Avec une installation standard sur LVM chiffré, /boot, qui contient l’initramfs, est une partition séparée. Dans ce cas l’avais-tu montée avant d’exécuter update-initramfs ? Sinon tu n’as pas modifié le bon fichier initramfs.

Tu as écris que update-initramfs n’indique plus d’erreur. Quelle erreur indiquait-elle auparavant, et dans quelles conditions ?

Quand le démarrage s’arrête avec le shell de l’initramfs, tu peux vérifier le contenu du script voire exécuter manuellement les commandes cryptsetup et compagnie pour ouvrir le volume chiffré et activer les volumes LVM. Ensuite, Ctrl+D pour terminer le shell devrait poursuivre le démarrage.
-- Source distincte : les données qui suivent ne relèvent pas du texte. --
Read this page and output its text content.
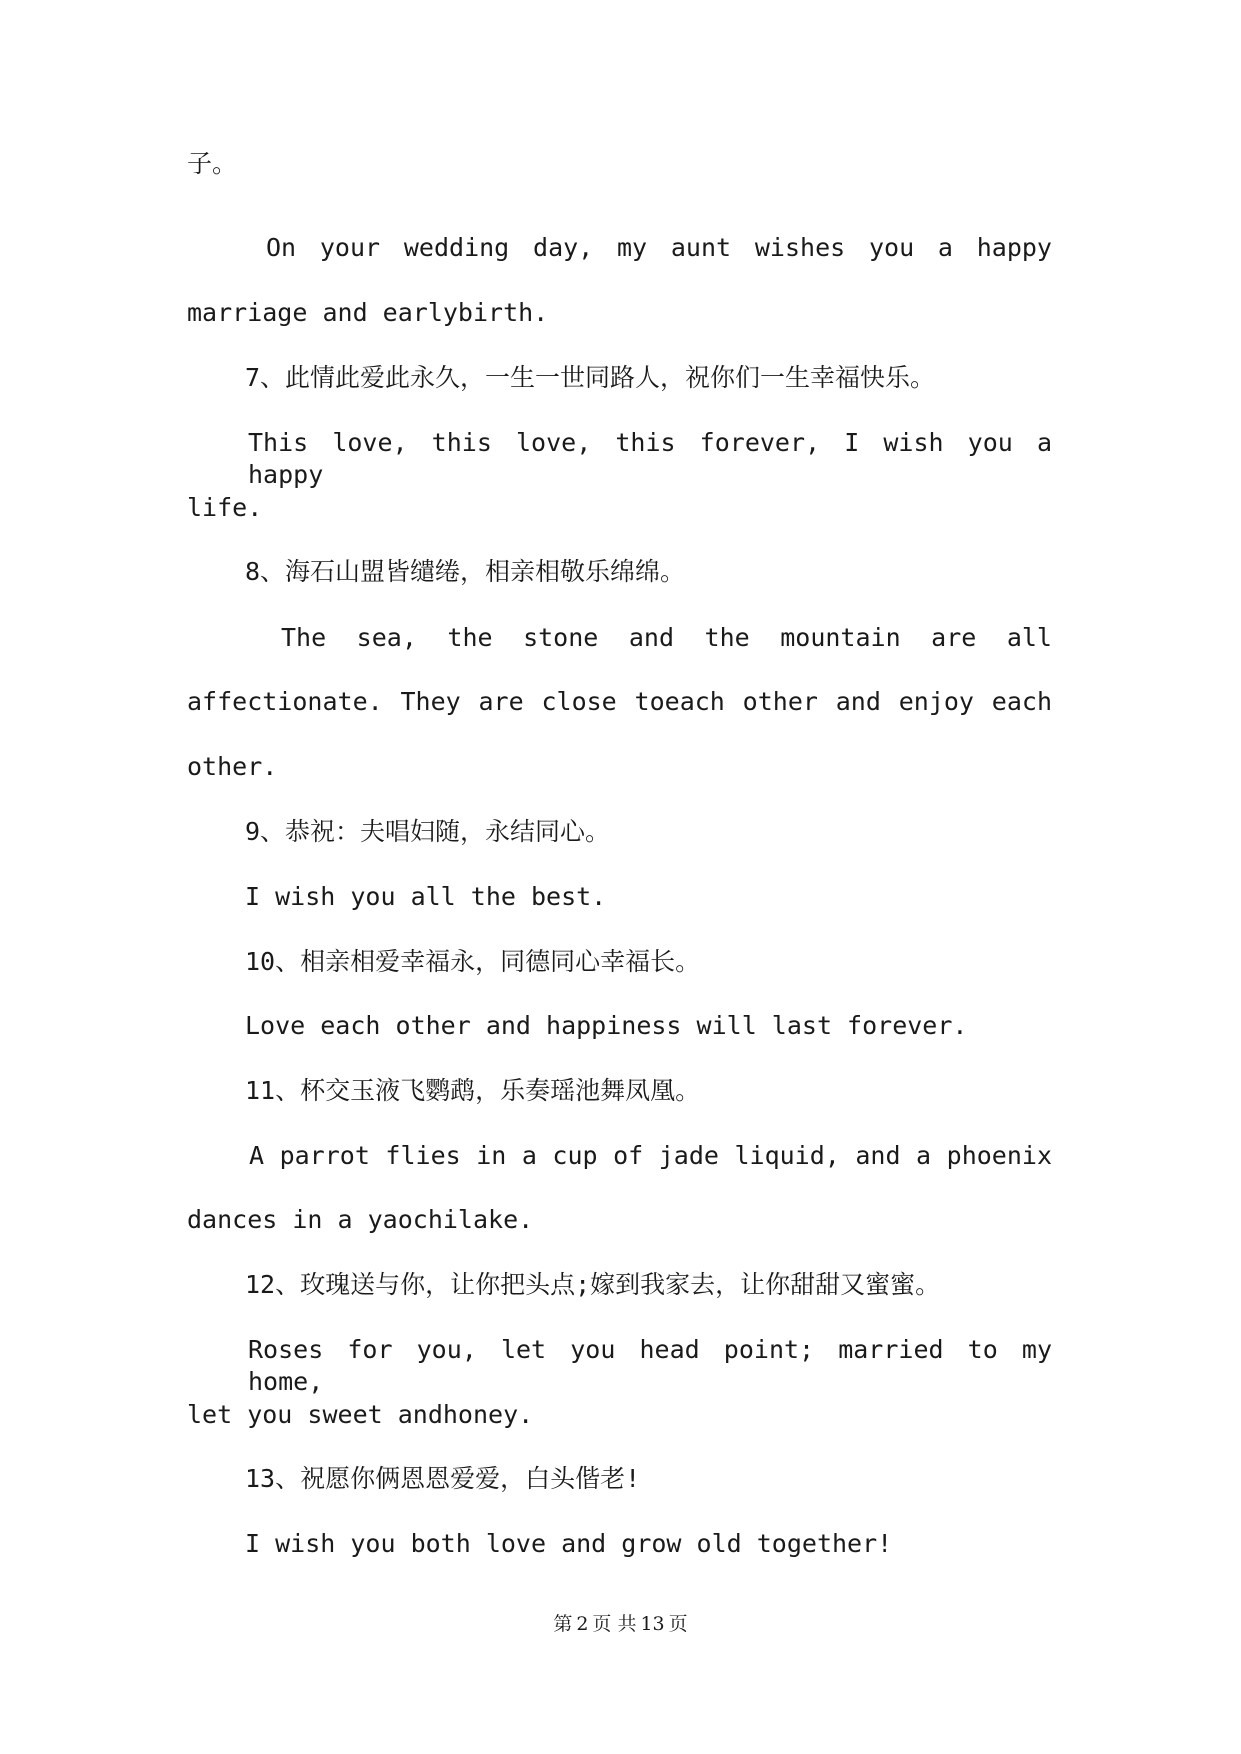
子。

On your wedding day, my aunt wishes you a happy

marriage and earlybirth.

7、此情此爱此永久，一生一世同路人，祝你们一生幸福快乐。

This love, this love, this forever, I wish you a happy

life.

8、海石山盟皆缱绻，相亲相敬乐绵绵。

The sea, the stone and the mountain are all

affectionate. They are close toeach other and enjoy each

other.

9、恭祝：夫唱妇随，永结同心。

I wish you all the best.

10、相亲相爱幸福永，同德同心幸福长。

Love each other and happiness will last forever.

11、杯交玉液飞鹦鹉，乐奏瑶池舞凤凰。

A parrot flies in a cup of jade liquid, and a phoenix

dances in a yaochilake.

12、玫瑰送与你，让你把头点;嫁到我家去，让你甜甜又蜜蜜。

Roses for you, let you head point; married to my home,

let you sweet andhoney.

13、祝愿你俩恩恩爱爱，白头偕老!

I wish you both love and grow old together!

第 2 页 共 13 页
Ainsi pas besoin de système live.

Bonjour et merci @PascalHambourg de te pencher de nouveau sur l’un de mes problèmes.

Alors pour essayer de répondre le plus explicitement à tes questions :

Quel même problème -> en effet le même problème reste les erreurs affichées au démarrage (sur la pièce jointe dans le 1er post).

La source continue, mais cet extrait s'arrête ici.